Durch den Nationalsozialismus verlor die Berliner Gesellschaft seine wichtigsten Repräsentanten. Zahlreiche Gedenkstätten und Mahnmale zeugen heute von dieser dunklen Ära.

Von 170 000 jüdischen Mitbewohnern lebten 1945 weniger als 5000 in der Stadt. Heute leben in der Stadt wieder mehr als 12 000 Juden – viele sind aus den Ländern der ehemaligen Sowjetunion eingewandert.
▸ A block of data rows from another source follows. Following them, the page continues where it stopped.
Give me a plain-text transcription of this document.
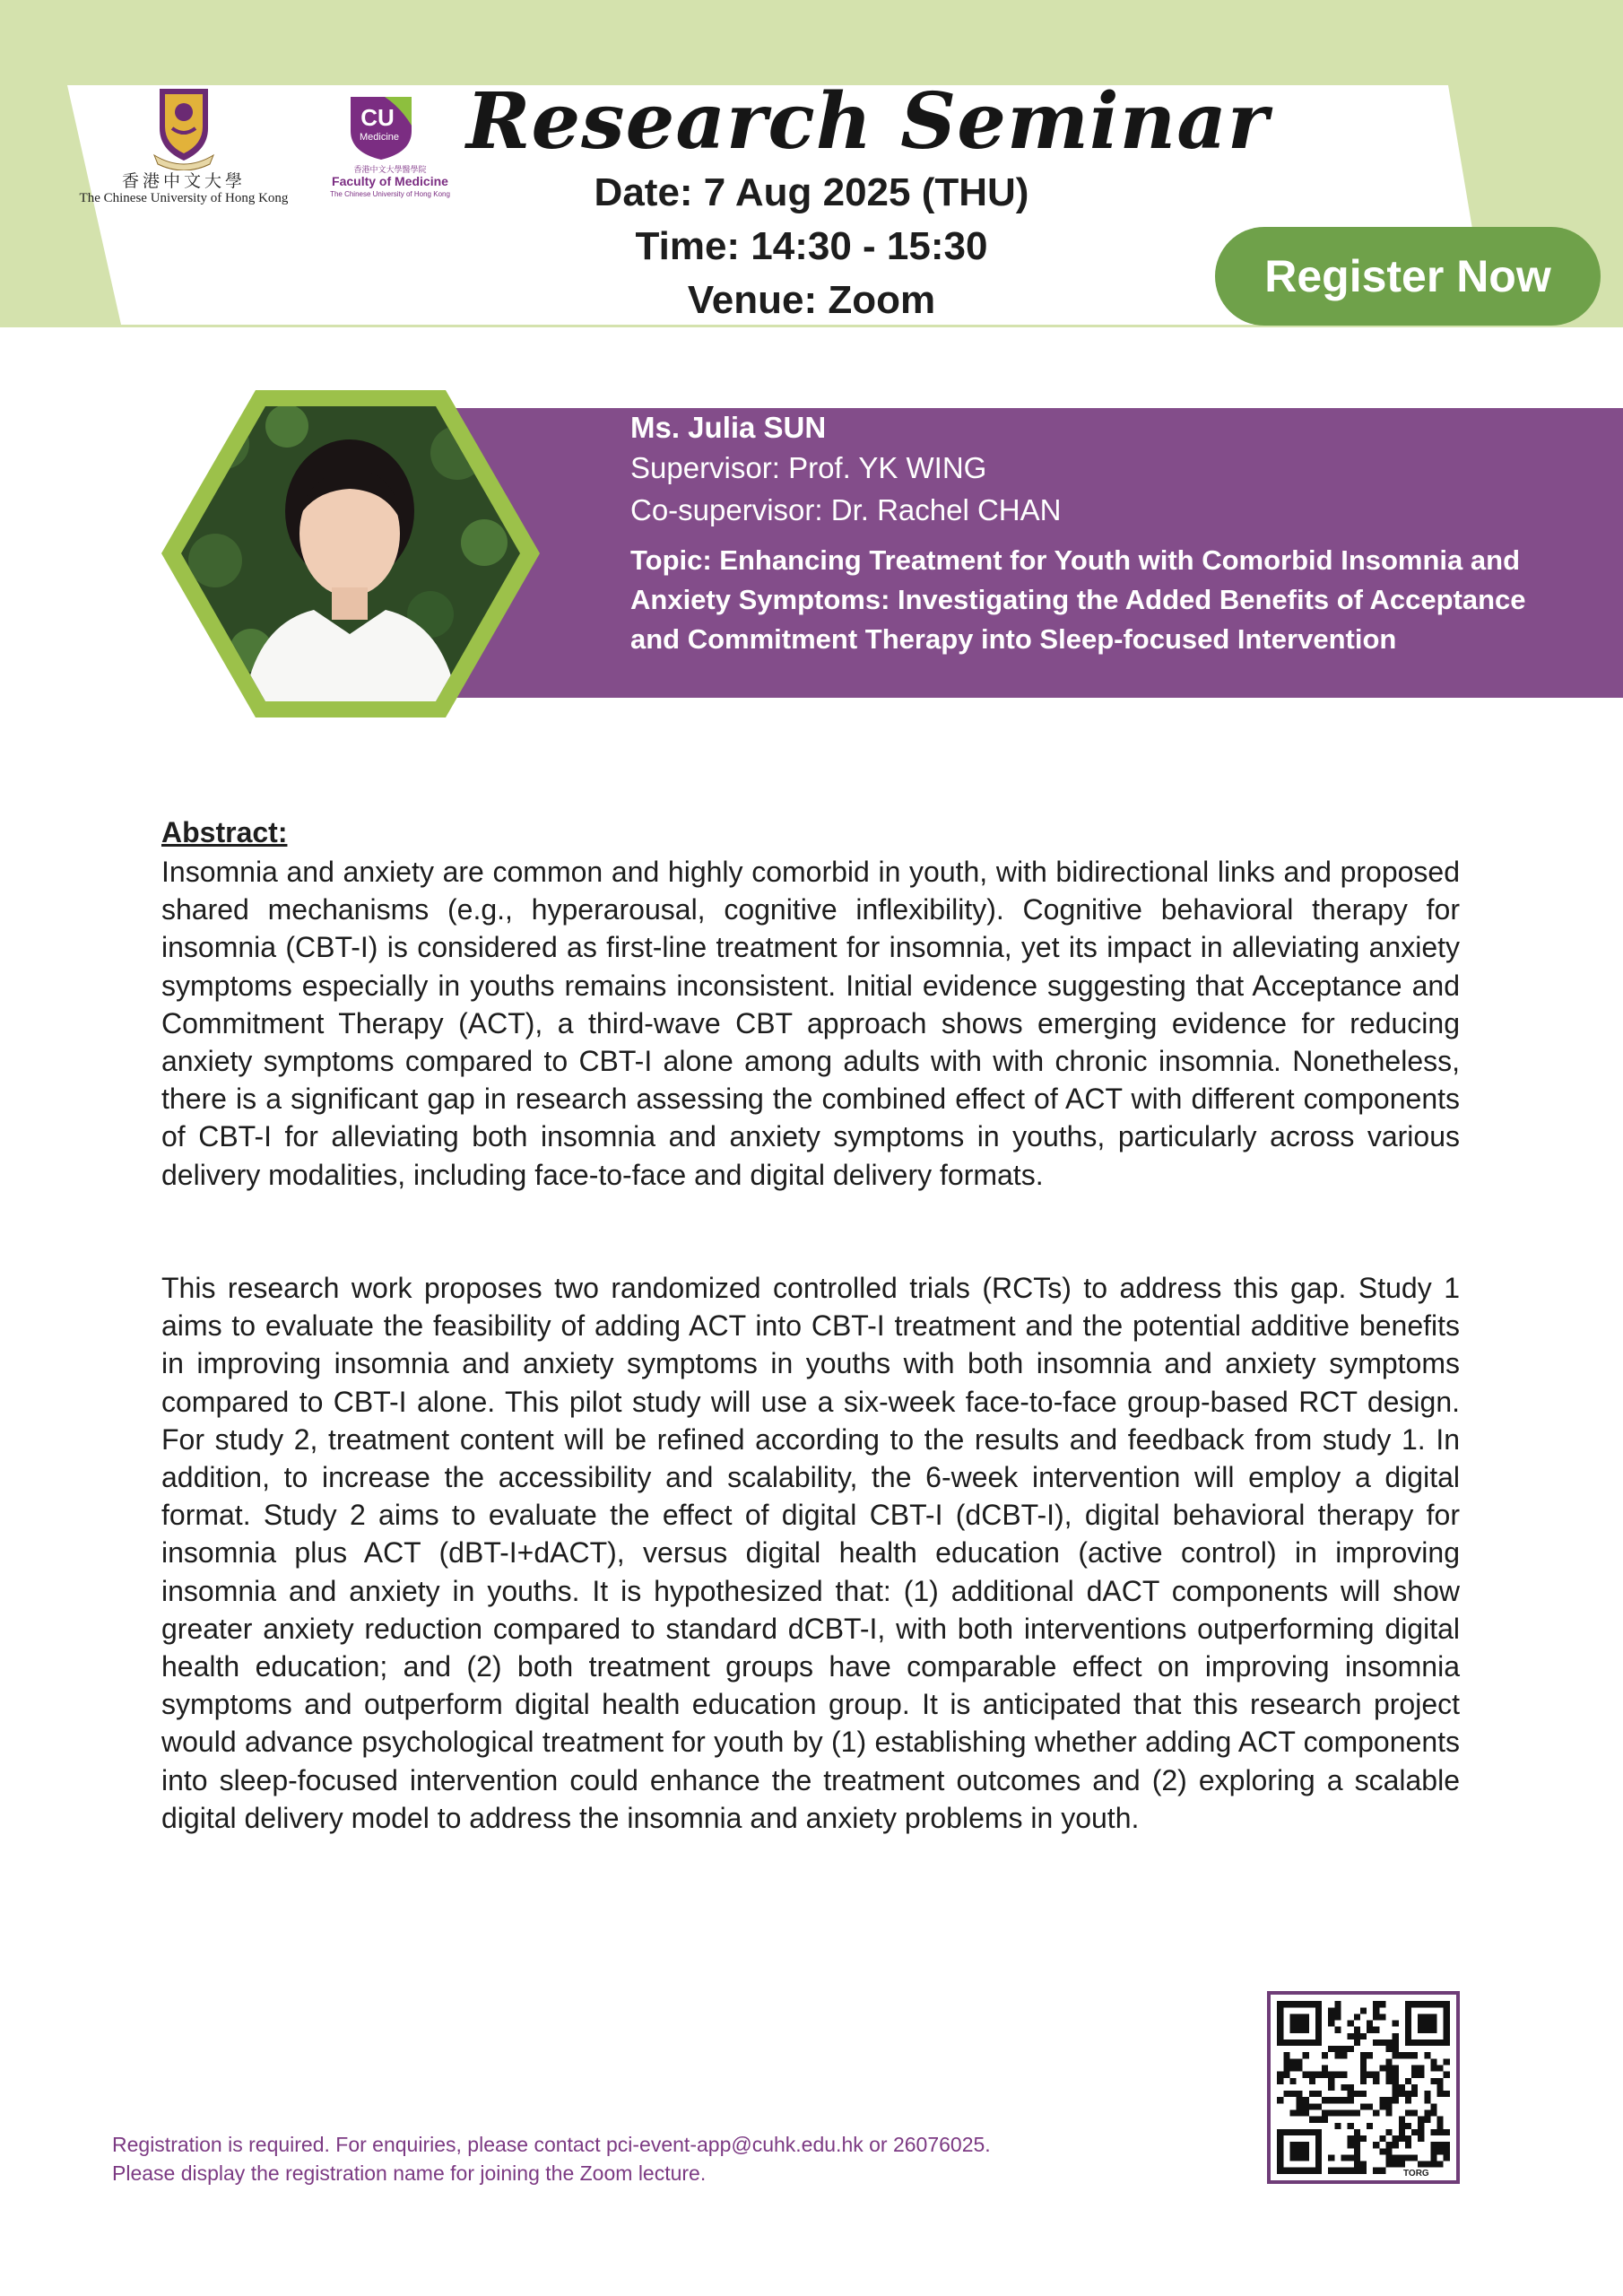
香港中文大學
The Chinese University of Hong Kong
CU
Medicine
香港中文大學醫學院
Faculty of Medicine
The Chinese University of Hong Kong
Research Seminar
Date: 7 Aug 2025 (THU)
Time: 14:30 - 15:30
Venue: Zoom	Register Now
Ms. Julia SUN
Supervisor: Prof. YK WING
Co-supervisor: Dr. Rachel CHAN
Topic: Enhancing Treatment for Youth with Comorbid Insomnia and Anxiety Symptoms: Investigating the Added Benefits of Acceptance and Commitment Therapy into Sleep-focused Intervention
Abstract:
Insomnia and anxiety are common and highly comorbid in youth, with bidirectional links and proposed shared mechanisms (e.g., hyperarousal, cognitive inflexibility). Cognitive behavioral therapy for insomnia (CBT-I) is considered as first-line treatment for insomnia, yet its impact in alleviating anxiety symptoms especially in youths remains inconsistent. Initial evidence suggesting that Acceptance and Commitment Therapy (ACT), a third-wave CBT approach shows emerging evidence for reducing anxiety symptoms compared to CBT-I alone among adults with with chronic insomnia. Nonetheless, there is a significant gap in research assessing the combined effect of ACT with different components of CBT-I for alleviating both insomnia and anxiety symptoms in youths, particularly across various delivery modalities, including face-to-face and digital delivery formats.
This research work proposes two randomized controlled trials (RCTs) to address this gap. Study 1 aims to evaluate the feasibility of adding ACT into CBT-I treatment and the potential additive benefits in improving insomnia and anxiety symptoms in youths with both insomnia and anxiety symptoms compared to CBT-I alone. This pilot study will use a six-week face-to-face group-based RCT design. For study 2, treatment content will be refined according to the results and feedback from study 1. In addition, to increase the accessibility and scalability, the 6-week intervention will employ a digital format. Study 2 aims to evaluate the effect of digital CBT-I (dCBT-I), digital behavioral therapy for insomnia plus ACT (dBT-I+dACT), versus digital health education (active control) in improving insomnia and anxiety in youths. It is hypothesized that: (1) additional dACT components will show greater anxiety reduction compared to standard dCBT-I, with both interventions outperforming digital health education; and (2) both treatment groups have comparable effect on improving insomnia symptoms and outperform digital health education group. It is anticipated that this research project would advance psychological treatment for youth by (1) establishing whether adding ACT components into sleep-focused intervention could enhance the treatment outcomes and (2) exploring a scalable digital delivery model to address the insomnia and anxiety problems in youth.
Registration is required. For enquiries, please contact pci-event-app@cuhk.edu.hk or 26076025.
Please display the registration name for joining the Zoom lecture.	TORG
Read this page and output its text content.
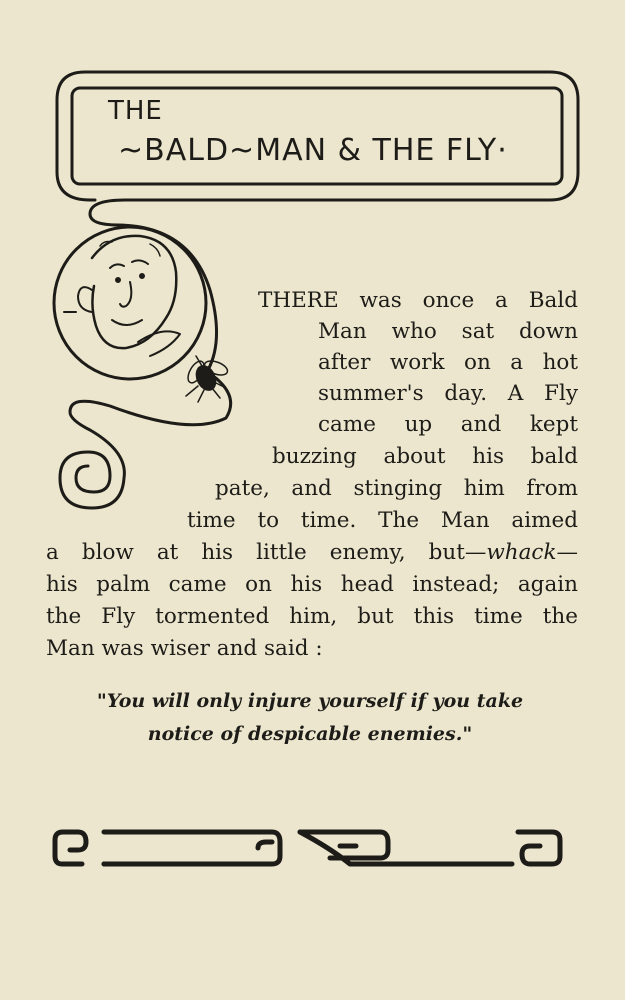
THE
~BALD~MAN & THE FLY·
THERE was once a Bald
Man who sat down
after work on a hot
summer's day. A Fly
came up and kept
buzzing about his bald
pate, and stinging him from
time to time. The Man aimed
a blow at his little enemy, but—whack—
his palm came on his head instead; again
the Fly tormented him, but this time the
Man was wiser and said :
"You will only injure yourself if you take
notice of despicable enemies."
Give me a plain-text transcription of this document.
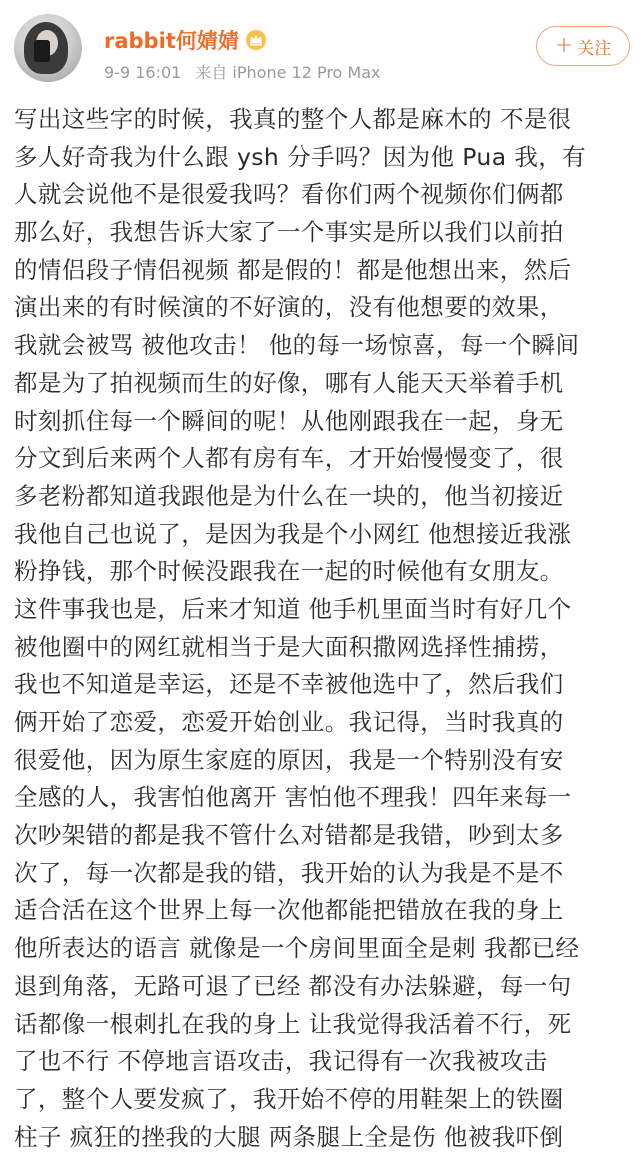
rabbit何婧婧
9-9 16:01 来自 iPhone 12 Pro Max
+ 关注
写出这些字的时候，我真的整个人都是麻木的 不是很
多人好奇我为什么跟 ysh 分手吗？因为他 Pua 我，有
人就会说他不是很爱我吗？看你们两个视频你们俩都
那么好，我想告诉大家了一个事实是所以我们以前拍
的情侣段子情侣视频 都是假的！都是他想出来，然后
演出来的有时候演的不好演的，没有他想要的效果，
我就会被骂 被他攻击！ 他的每一场惊喜，每一个瞬间
都是为了拍视频而生的好像，哪有人能天天举着手机
时刻抓住每一个瞬间的呢！从他刚跟我在一起，身无
分文到后来两个人都有房有车，才开始慢慢变了，很
多老粉都知道我跟他是为什么在一块的，他当初接近
我他自己也说了，是因为我是个小网红 他想接近我涨
粉挣钱，那个时候没跟我在一起的时候他有女朋友。
这件事我也是，后来才知道 他手机里面当时有好几个
被他圈中的网红就相当于是大面积撒网选择性捕捞，
我也不知道是幸运，还是不幸被他选中了，然后我们
俩开始了恋爱，恋爱开始创业。我记得，当时我真的
很爱他，因为原生家庭的原因，我是一个特别没有安
全感的人，我害怕他离开 害怕他不理我！四年来每一
次吵架错的都是我不管什么对错都是我错，吵到太多
次了，每一次都是我的错，我开始的认为我是不是不
适合活在这个世界上每一次他都能把错放在我的身上
他所表达的语言 就像是一个房间里面全是刺 我都已经
退到角落，无路可退了已经 都没有办法躲避，每一句
话都像一根刺扎在我的身上 让我觉得我活着不行，死
了也不行 不停地言语攻击，我记得有一次我被攻击
了，整个人要发疯了，我开始不停的用鞋架上的铁圈
柱子 疯狂的挫我的大腿 两条腿上全是伤 他被我吓倒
Außer zu den bekanntesten Orten wie der Neuen Synagoge mit Centrum Judaicum,  Holocaust-Denkmal und Jüdisches Museum von Daniel Libeskind führt uns die Tour  zu folgenden, ehemaligen und aktuellen Orten jüdischen Lebens :

Rosenstraße (Standort der ersten Synagoge in der Heidereutergasse, Denkmal Fabrikaktion), Dokumentation Otto Weidt Blindenwerkstatt, ehemaliger jüdischer Friedhof,  Mahnmal Deportation, Mahnmal „Der verlassene Raum“, ehemaliges jüdisches Krankenhaus, ehemalige jüdische Mädchenschule, Lebensmittelladen „Bagels“ , Leo-Baeck-Haus.

Wohnorte von Moses Mendelssohn, Giacomo Meyerbeer, Rahel Levin, Marcus Herz. Kaufhäuser Nathan Israel und Manheimer. , Ephraimpalais.